Please note that we are not against opening up new frontiers of creativity. Far from it. We only wish to preserve and promote dry pastel work as a worthy medium. We also wish to continue our fruitful relationship with all partners in the IAPS community... participating in all exhibits and sharing our knowledge.
We hope that you will consider our concern and we are eager to read the opinions of other member societies. We thank you for this opportunity to share our viewpoint with everyone.
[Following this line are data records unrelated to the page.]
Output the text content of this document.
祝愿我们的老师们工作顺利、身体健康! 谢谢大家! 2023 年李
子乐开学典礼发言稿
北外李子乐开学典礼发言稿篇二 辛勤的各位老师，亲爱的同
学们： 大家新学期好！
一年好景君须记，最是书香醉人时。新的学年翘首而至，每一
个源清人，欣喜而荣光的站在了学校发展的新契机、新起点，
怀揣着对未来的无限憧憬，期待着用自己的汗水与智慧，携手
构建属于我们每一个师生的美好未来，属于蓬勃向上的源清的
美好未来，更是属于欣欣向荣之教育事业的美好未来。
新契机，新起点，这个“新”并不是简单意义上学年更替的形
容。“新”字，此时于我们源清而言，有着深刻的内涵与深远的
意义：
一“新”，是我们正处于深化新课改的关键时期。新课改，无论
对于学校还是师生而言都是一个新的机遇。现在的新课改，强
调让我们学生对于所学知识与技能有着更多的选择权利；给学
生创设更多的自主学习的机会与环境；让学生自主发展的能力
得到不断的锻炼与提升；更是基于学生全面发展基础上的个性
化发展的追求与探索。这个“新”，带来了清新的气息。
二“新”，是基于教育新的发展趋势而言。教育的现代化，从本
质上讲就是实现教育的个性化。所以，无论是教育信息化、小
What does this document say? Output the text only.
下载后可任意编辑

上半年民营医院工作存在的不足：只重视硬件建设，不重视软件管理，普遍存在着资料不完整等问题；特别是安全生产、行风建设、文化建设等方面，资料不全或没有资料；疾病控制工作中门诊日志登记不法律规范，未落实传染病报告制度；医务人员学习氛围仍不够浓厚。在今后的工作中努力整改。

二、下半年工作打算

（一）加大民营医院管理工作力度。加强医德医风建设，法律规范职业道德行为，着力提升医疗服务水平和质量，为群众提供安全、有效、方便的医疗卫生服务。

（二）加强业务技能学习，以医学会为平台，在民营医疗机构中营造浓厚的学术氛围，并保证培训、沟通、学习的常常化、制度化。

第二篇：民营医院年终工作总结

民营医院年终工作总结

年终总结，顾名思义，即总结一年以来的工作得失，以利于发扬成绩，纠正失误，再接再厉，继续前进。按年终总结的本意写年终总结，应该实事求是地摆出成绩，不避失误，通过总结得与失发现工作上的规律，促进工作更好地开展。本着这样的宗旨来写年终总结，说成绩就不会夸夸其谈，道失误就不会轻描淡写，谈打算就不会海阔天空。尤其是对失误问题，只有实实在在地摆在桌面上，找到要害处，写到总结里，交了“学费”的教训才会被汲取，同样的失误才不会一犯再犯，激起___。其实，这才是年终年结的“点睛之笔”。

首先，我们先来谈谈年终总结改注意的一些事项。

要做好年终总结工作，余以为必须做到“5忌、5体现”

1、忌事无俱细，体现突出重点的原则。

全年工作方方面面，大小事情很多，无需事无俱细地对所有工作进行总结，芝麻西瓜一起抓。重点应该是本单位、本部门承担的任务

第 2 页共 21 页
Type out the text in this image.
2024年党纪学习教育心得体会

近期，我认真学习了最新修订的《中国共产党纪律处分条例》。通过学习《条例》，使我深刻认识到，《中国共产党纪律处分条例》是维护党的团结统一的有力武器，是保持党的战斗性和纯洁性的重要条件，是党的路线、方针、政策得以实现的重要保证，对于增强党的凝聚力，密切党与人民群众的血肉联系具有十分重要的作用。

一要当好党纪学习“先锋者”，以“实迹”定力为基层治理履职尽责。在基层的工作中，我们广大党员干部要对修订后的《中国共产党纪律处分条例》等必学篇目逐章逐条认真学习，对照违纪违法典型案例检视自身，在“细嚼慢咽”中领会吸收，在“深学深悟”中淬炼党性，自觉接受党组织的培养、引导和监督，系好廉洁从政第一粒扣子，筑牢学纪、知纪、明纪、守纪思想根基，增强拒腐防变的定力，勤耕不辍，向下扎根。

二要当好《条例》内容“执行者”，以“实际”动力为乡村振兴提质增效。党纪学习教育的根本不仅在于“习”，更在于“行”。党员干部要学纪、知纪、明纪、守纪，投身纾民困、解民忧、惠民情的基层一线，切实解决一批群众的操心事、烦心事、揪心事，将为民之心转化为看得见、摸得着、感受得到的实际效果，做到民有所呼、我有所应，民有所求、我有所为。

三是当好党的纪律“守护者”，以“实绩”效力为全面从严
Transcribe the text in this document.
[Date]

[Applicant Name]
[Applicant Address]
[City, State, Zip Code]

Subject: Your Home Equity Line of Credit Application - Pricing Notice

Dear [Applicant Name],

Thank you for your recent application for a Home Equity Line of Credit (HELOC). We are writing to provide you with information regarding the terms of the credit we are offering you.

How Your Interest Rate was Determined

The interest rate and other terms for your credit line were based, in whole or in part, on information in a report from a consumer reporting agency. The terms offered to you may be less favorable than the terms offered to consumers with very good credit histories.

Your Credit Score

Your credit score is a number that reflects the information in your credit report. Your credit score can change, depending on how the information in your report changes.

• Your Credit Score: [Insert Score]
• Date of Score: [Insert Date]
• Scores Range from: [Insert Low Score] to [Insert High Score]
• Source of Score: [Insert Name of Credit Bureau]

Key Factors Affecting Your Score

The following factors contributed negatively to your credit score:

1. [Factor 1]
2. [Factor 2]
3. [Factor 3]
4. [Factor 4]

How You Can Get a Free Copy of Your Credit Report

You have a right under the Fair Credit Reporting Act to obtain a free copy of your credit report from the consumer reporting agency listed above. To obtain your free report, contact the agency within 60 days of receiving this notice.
The members of the Pastel Society of Eastern Canada
IAPS has chosen to follow the standard of the Pastel Society of America with the requirement of 80% soft pastel. At a recent meeting, we decided upon a change of wording and a policy to be reflected in all future show entry criteria, which will replace the paragraph quoted by PSEC, as follows:
ELIGIBLE WORK: Work must be original, completed in the last two years, not done under supervision, and not shown in any previous IAPS Exhibitions. No work copied from other artists' work or published materials is eligible. Work must be 80% soft (dry) pastel. NO OIL PASTELS. Nudes will be considered for acceptance. IAPS reserves the right to exclude from exhibitions any artwork that violates the laws of the United States, or of state or local governments. For example “hate speech” is not protected by the US Constitution as a form of free speech. Work accepted for exhibitions must be framed under glass or plexiglas.
ASTM is an organization that writes and publishes voluntary standards. With regard to the labeling of art materials, applicable standards may include "ASTM D4303, Standard Test Methods for Lightfastness of Colorants Used in Artists' Coloring Materias" and "ASTM D4236-94(2005) Standard Practice for Labeling Art Materials for Chronic Health Hazards."
The abstracts, or summary of the labeling standards can be read at:
For more information, please refer to the above site.
IAPS supports the appropriate labeling of art materials and the ASTM standards. A representative from IAPS serves on the subcommittee which discusses, but does not set, standards for pastels.